Chicago Mayor Rahm Emanuel: No HS diploma without plan for graduation

Chicago Mayor Rahm Emanuel touted his newest proposal, which would require students to have a plan for their future before receiving a high school diploma.

On Wednesday, Chicago Mayor Rahm Emanuel appeared on “CBS This Morning” to tout his newest proposal, which would require students to have a plan for their future before they would be allowed to receive a high school diploma.

“We live in a period of time where you earn what you learn,” Emanuel said. “The school system of K through 12 is not applicable to the world and the economy and the world that our high school students are graduating to. So we’re moving to a pre-K to college model.”

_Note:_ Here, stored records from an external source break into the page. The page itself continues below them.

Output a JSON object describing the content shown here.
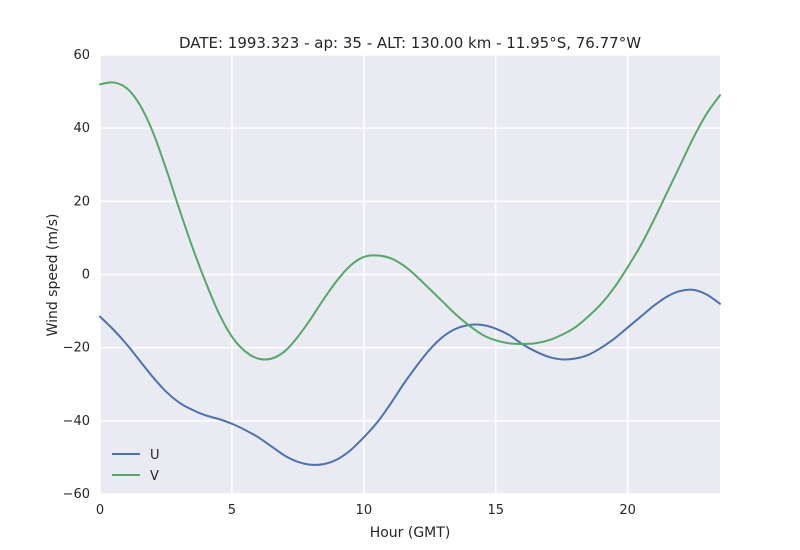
{
  "chart_data": {
    "type": "line",
    "title": "DATE: 1993.323 - ap:  35 - ALT:  130.00 km -  11.95°S,  76.77°W",
    "xlabel": "Hour (GMT)",
    "ylabel": "Wind speed (m/s)",
    "xlim": [
      0,
      23.5
    ],
    "ylim": [
      -60,
      60
    ],
    "xticks": [
      0,
      5,
      10,
      15,
      20
    ],
    "yticks": [
      -60,
      -40,
      -20,
      0,
      20,
      40,
      60
    ],
    "ytick_labels": [
      "−60",
      "−40",
      "−20",
      "0",
      "20",
      "40",
      "60"
    ],
    "grid": true,
    "legend_position": "lower-left",
    "x": [
      0,
      0.5,
      1,
      1.5,
      2,
      2.5,
      3,
      3.5,
      4,
      4.5,
      5,
      5.5,
      6,
      6.5,
      7,
      7.5,
      8,
      8.5,
      9,
      9.5,
      10,
      10.5,
      11,
      11.5,
      12,
      12.5,
      13,
      13.5,
      14,
      14.5,
      15,
      15.5,
      16,
      16.5,
      17,
      17.5,
      18,
      18.5,
      19,
      19.5,
      20,
      20.5,
      21,
      21.5,
      22,
      22.5,
      23,
      23.5
    ],
    "series": [
      {
        "name": "U",
        "color": "#4c72b0",
        "values": [
          -11.5,
          -15.0,
          -19.0,
          -23.5,
          -28.0,
          -32.0,
          -35.0,
          -37.0,
          -38.5,
          -39.5,
          -40.8,
          -42.5,
          -44.5,
          -47.0,
          -49.5,
          -51.2,
          -52.0,
          -51.8,
          -50.5,
          -48.0,
          -44.5,
          -40.5,
          -35.5,
          -30.0,
          -25.0,
          -20.5,
          -17.0,
          -14.8,
          -13.8,
          -13.8,
          -14.8,
          -16.5,
          -19.0,
          -21.0,
          -22.5,
          -23.2,
          -23.0,
          -22.0,
          -20.0,
          -17.5,
          -14.5,
          -11.5,
          -8.5,
          -6.0,
          -4.5,
          -4.2,
          -5.5,
          -8.0
        ]
      },
      {
        "name": "V",
        "color": "#55a868",
        "values": [
          52.0,
          52.5,
          51.0,
          46.5,
          39.0,
          29.0,
          18.0,
          7.5,
          -2.0,
          -10.5,
          -17.0,
          -21.0,
          -23.0,
          -23.0,
          -21.0,
          -17.0,
          -12.0,
          -6.5,
          -1.5,
          2.5,
          4.8,
          5.2,
          4.5,
          2.5,
          -0.5,
          -4.0,
          -7.5,
          -11.0,
          -14.0,
          -16.5,
          -18.0,
          -18.8,
          -19.0,
          -18.8,
          -18.0,
          -16.5,
          -14.5,
          -11.5,
          -8.0,
          -3.5,
          2.0,
          8.0,
          15.0,
          22.5,
          30.0,
          37.5,
          44.0,
          49.0
        ]
      }
    ]
  }
}
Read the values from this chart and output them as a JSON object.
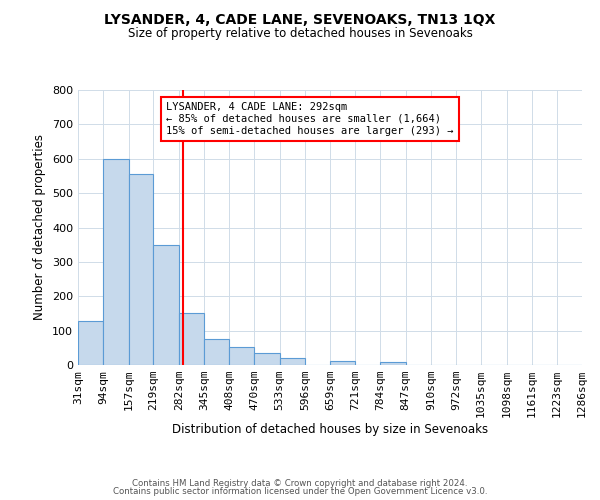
{
  "title": "LYSANDER, 4, CADE LANE, SEVENOAKS, TN13 1QX",
  "subtitle": "Size of property relative to detached houses in Sevenoaks",
  "xlabel": "Distribution of detached houses by size in Sevenoaks",
  "ylabel": "Number of detached properties",
  "bar_edges": [
    31,
    94,
    157,
    219,
    282,
    345,
    408,
    470,
    533,
    596,
    659,
    721,
    784,
    847,
    910,
    972,
    1035,
    1098,
    1161,
    1223,
    1286
  ],
  "bar_heights": [
    127,
    600,
    557,
    350,
    150,
    75,
    52,
    35,
    20,
    0,
    12,
    0,
    8,
    0,
    0,
    0,
    0,
    0,
    0,
    0
  ],
  "bar_color": "#c6d9ec",
  "bar_edge_color": "#5b9bd5",
  "property_line_x": 292,
  "property_line_color": "red",
  "annotation_title": "LYSANDER, 4 CADE LANE: 292sqm",
  "annotation_line1": "← 85% of detached houses are smaller (1,664)",
  "annotation_line2": "15% of semi-detached houses are larger (293) →",
  "tick_labels": [
    "31sqm",
    "94sqm",
    "157sqm",
    "219sqm",
    "282sqm",
    "345sqm",
    "408sqm",
    "470sqm",
    "533sqm",
    "596sqm",
    "659sqm",
    "721sqm",
    "784sqm",
    "847sqm",
    "910sqm",
    "972sqm",
    "1035sqm",
    "1098sqm",
    "1161sqm",
    "1223sqm",
    "1286sqm"
  ],
  "ylim": [
    0,
    800
  ],
  "footer1": "Contains HM Land Registry data © Crown copyright and database right 2024.",
  "footer2": "Contains public sector information licensed under the Open Government Licence v3.0.",
  "bg_color": "#ffffff",
  "grid_color": "#d0dce8"
}
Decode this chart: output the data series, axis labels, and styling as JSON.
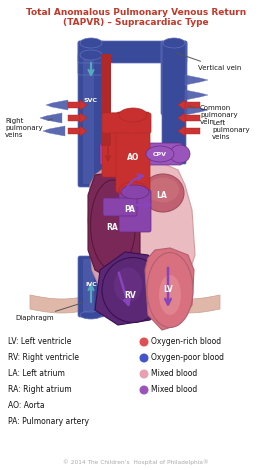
{
  "title_line1": "Total Anomalous Pulmonary Venous Return",
  "title_line2": "(TAPVR) – Supracardiac Type",
  "title_color": "#c0392b",
  "bg_color": "#ffffff",
  "legend_items_left": [
    "LV: Left ventricle",
    "RV: Right ventricle",
    "LA: Left atrium",
    "RA: Right atrium",
    "AO: Aorta",
    "PA: Pulmonary artery"
  ],
  "legend_items_right": [
    "Oxygen-rich blood",
    "Oxygen-poor blood",
    "Mixed blood",
    "Mixed blood"
  ],
  "legend_colors": [
    "#e05050",
    "#4455cc",
    "#e8a0b0",
    "#9955bb"
  ],
  "copyright": "© 2014 The Children’s  Hospital of Philadelphia®",
  "colors": {
    "dark_blue": "#3a4a9a",
    "med_blue": "#6070bb",
    "light_blue": "#9aaad8",
    "svc_blue": "#4a5aaa",
    "red_dark": "#b02828",
    "red_med": "#cc3333",
    "red_light": "#e06868",
    "pink_light": "#f0c0c8",
    "pink_body": "#f2d0cc",
    "body_tan": "#e8c4b4",
    "ra_color": "#7a2858",
    "rv_color": "#5a2875",
    "lv_color": "#d87080",
    "la_color": "#c06070",
    "ao_red": "#c83030",
    "purple_dark": "#6a2888",
    "purple_med": "#8844aa",
    "purple_light": "#aa66cc",
    "cpv_purple": "#9955bb",
    "arrow_purple": "#8844bb",
    "arrow_cyan": "#55aabb",
    "heart_outer": "#e8b0b8",
    "diaphragm": "#e0b8aa"
  }
}
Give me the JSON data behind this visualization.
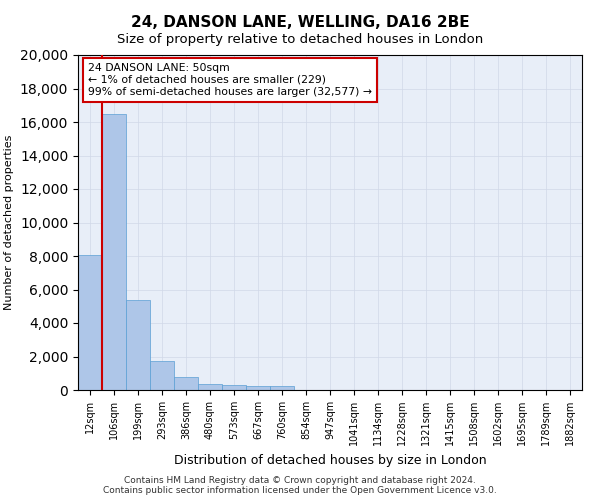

The proposal would require that graduating students produce an acceptance letter or other proof of their plans to move forward to a four-year university, a community college, a trade school or apprenticeship, an internship, or a branch of the armed services before they would be allowed to receive a high school diploma.

“Around 62 percent of our kids are already either accepted into college or accepted into community college, and our goal is to make sure nobody spikes the ball at 12th grade,” Emanuel said on Wednesday. “We want to make 14th grade universal. That’s the new goal line.”

“We want to make sure our kids do not see graduation from high school as the end point, but all of them have a plan and all of them have a specific acceptance on how to go to post-high-school education,” he added.